Enviada em 29/10/2021

Com quase vinte milhões de brasileiros acordando todos os dias sem saber se conseguiram alguma refeição, a pandemia do covid-19, além dos problemas sanitários, apresenta outra adversidade igualmente desafiadora: a fome. No entanto, a negligência estatal contribui para contrário ao promover o crescimento dos preços dos alimentos e acentuar as desigualdades sociais vigentes.

Em primeira análise, deve-se compreender que o preço dos alimentos deriva-se de uma série de variáveis interdependentes, como a adoção de políticas econômicas ineficientes, responsáveis pelo cenário inflacionário atual e a desvalorização do real no mercado internacional. Nesse contexto, o descaso do governo federal permitiu a perda significativa do poder de compra da população brasileira, limitando consideravelmente o acesso aos alimentos, principalmente da população mais pobre. Assim, o arroz e o feijão, por exemplo, ficaram mais de 50% mais caros.
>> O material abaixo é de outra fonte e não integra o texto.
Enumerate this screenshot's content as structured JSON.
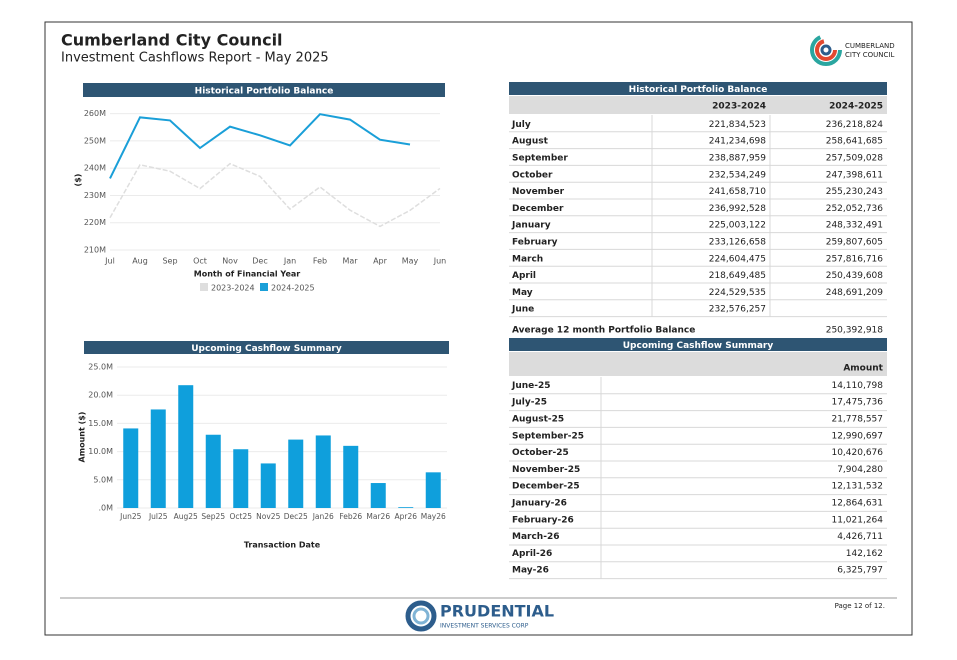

Além disso, observa-se que o Estado brasileiro não vem cumprindo um de seus deveres mais fundamentais, o de proteger a sociedade, não apenas de ameaças físicas, mas de ameaças contra os direitos individuais, como o próprio direito à alimentação, previsto pela Constituição Federal e assegurado pela Declaração Universal do Direitos Humanos, promulgada em 1948 pela Organização das Nações Unidas.

Dessa forma, visando solucionar a questão da fome, o governo federal, poder executivo no âmbito da União, deve promover campanhas de doações de alimentos em massa, por meio das redes sociais, comerciais de televisão e pela própria destinação de verbas para projetos sociais.